Question
Consider a system of linear equations
Ax = b,
where
A =
[
1 -√2 3
-1 √2 -3
]
b =
[
1
3
]
This system of equations admits
| Option | Description |
|---|---|
| (A) | a unique solution for x |
| (B) | infinitely many solutions for x |
| (C) | no solutions for x |
| (D) | exactly two solutions for x |
Solution
Step 1: Write the System
The given matrix equation is
A =
[
1 -√2 3
-1 √2 -3
]
b =
[
1
3
]
Therefore, the system of equations is
x₁ − √2 x₂ + 3x₃ = 1
−x₁ + √2 x₂ − 3x₃ = 3
Step 2: Compare the Two Rows of A
Observe that
(-1, √2, -3) = -(1, -√2, 3).
Thus, the second row of the coefficient matrix is exactly the negative of the first row. Therefore,
rank(A) = 1.
Step 3: Check Whether the System is Consistent
If the second row is the negative of the first row, then the second entry of the vector b should also be the negative of the first entry.
However,
b =
[
1
3
]
Since
3 ≠ -1,
the right-hand side is not consistent with the coefficient matrix.

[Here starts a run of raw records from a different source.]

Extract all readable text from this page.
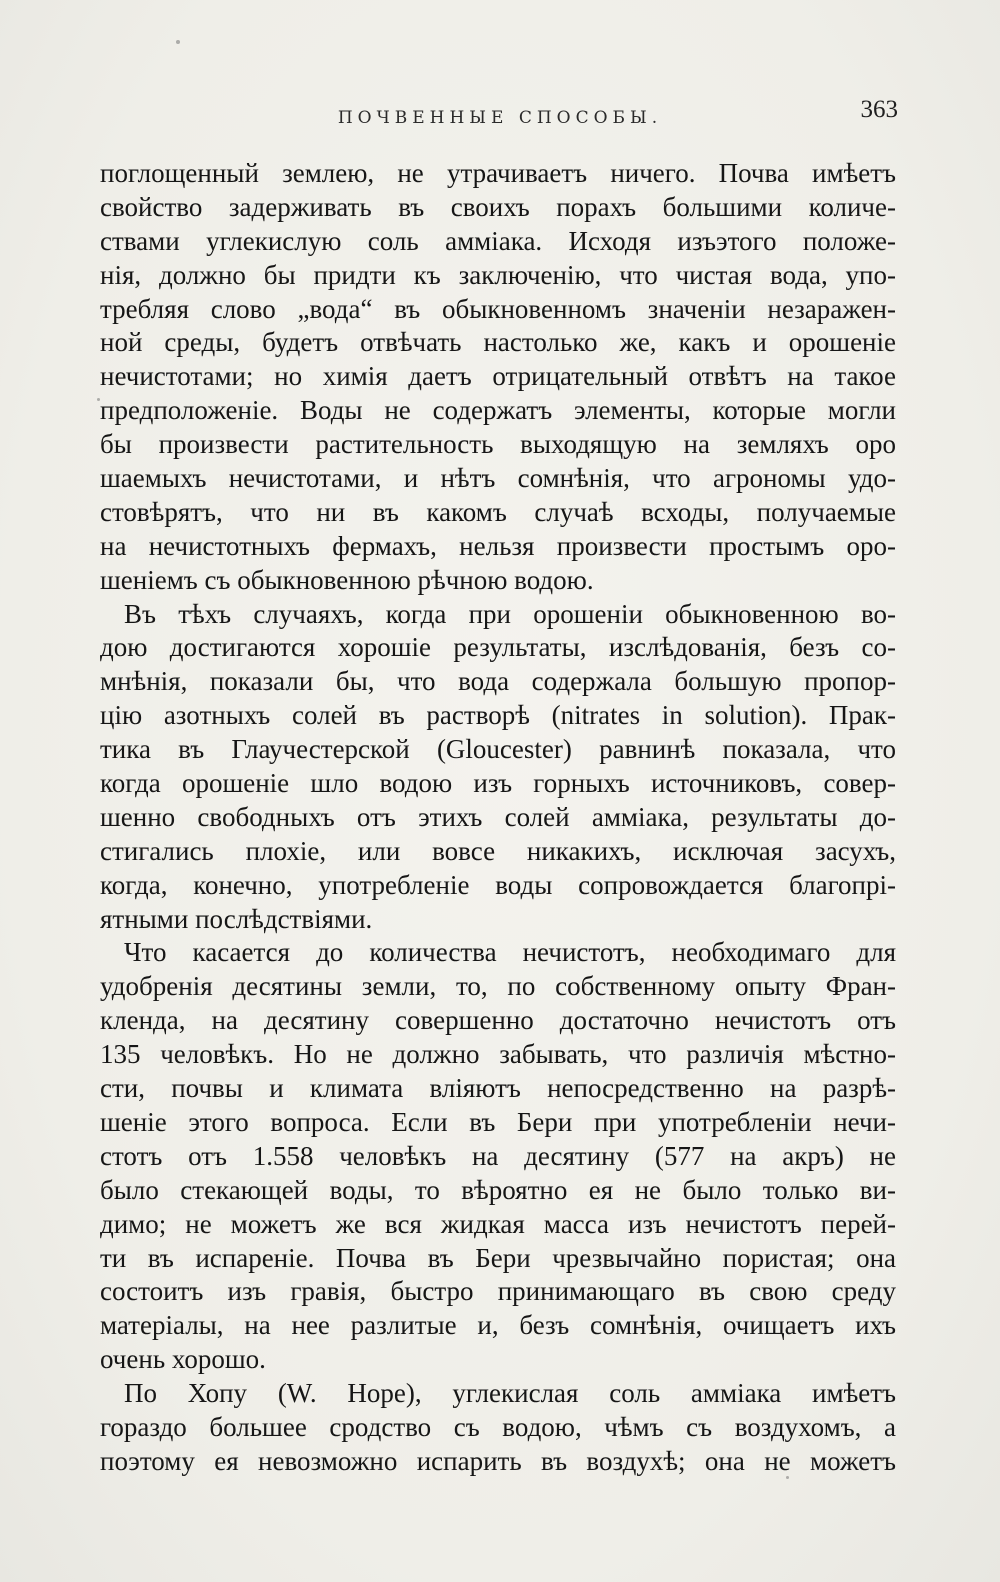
ПОЧВЕННЫЕ СПОСОБЫ.	363
поглощенный землею, не утрачиваетъ ничего. Почва имѣетъ
свойство задерживать въ своихъ порахъ большими количе-
ствами углекислую соль амміака. Исходя изъэтого положе-
нія, должно бы придти къ заключенію, что чистая вода, упо-
требляя слово „вода“ въ обыкновенномъ значеніи незаражен-
ной среды, будетъ отвѣчать настолько же, какъ и орошеніе
нечистотами; но химія даетъ отрицательный отвѣтъ на такое
предположеніе. Воды не содержатъ элементы, которые могли
бы произвести растительность выходящую на земляхъ оро
шаемыхъ нечистотами, и нѣтъ сомнѣнія, что агрономы удо-
стовѣрятъ, что ни въ какомъ случаѣ всходы, получаемые
на нечистотныхъ фермахъ, нельзя произвести простымъ оро-
шеніемъ съ обыкновенною рѣчною водою.
Въ тѣхъ случаяхъ, когда при орошеніи обыкновенною во-
дою достигаются хорошіе результаты, изслѣдованія, безъ со-
мнѣнія, показали бы, что вода содержала большую пропор-
цію азотныхъ солей въ растворѣ (nitrates in solution). Прак-
тика въ Глаучестерской (Gloucester) равнинѣ показала, что
когда орошеніе шло водою изъ горныхъ источниковъ, совер-
шенно свободныхъ отъ этихъ солей амміака, результаты до-
стигались плохіе, или вовсе никакихъ, исключая засухъ,
когда, конечно, употребленіе воды сопровождается благопрі-
ятными послѣдствіями.
Что касается до количества нечистотъ, необходимаго для
удобренія десятины земли, то, по собственному опыту Фран-
кленда, на десятину совершенно достаточно нечистотъ отъ
135 человѣкъ. Но не должно забывать, что различія мѣстно-
сти, почвы и климата вліяютъ непосредственно на разрѣ-
шеніе этого вопроса. Если въ Бери при употребленіи нечи-
стотъ отъ 1.558 человѣкъ на десятину (577 на акръ) не
было стекающей воды, то вѣроятно ея не было только ви-
димо; не можетъ же вся жидкая масса изъ нечистотъ перей-
ти въ испареніе. Почва въ Бери чрезвычайно пористая; она
состоитъ изъ гравія, быстро принимающаго въ свою среду
матеріалы, на нее разлитые и, безъ сомнѣнія, очищаетъ ихъ
очень хорошо.
По Хопу (W. Hope), углекислая соль амміака имѣетъ
гораздо большее сродство съ водою, чѣмъ съ воздухомъ, а
поэтому ея невозможно испарить въ воздухѣ; она не можетъ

Step 4: Verify by Multiplying the First Equation by −1
The first equation is
x₁ − √2x₂ + 3x₃ = 1.
Multiplying by −1 gives
−x₁ + √2x₂ − 3x₃ = −1.
But the second equation is
−x₁ + √2x₂ − 3x₃ = 3.
Since
−1 ≠ 3,
the two equations contradict each other. Therefore, the system is inconsistent.
(C) No solutions for x.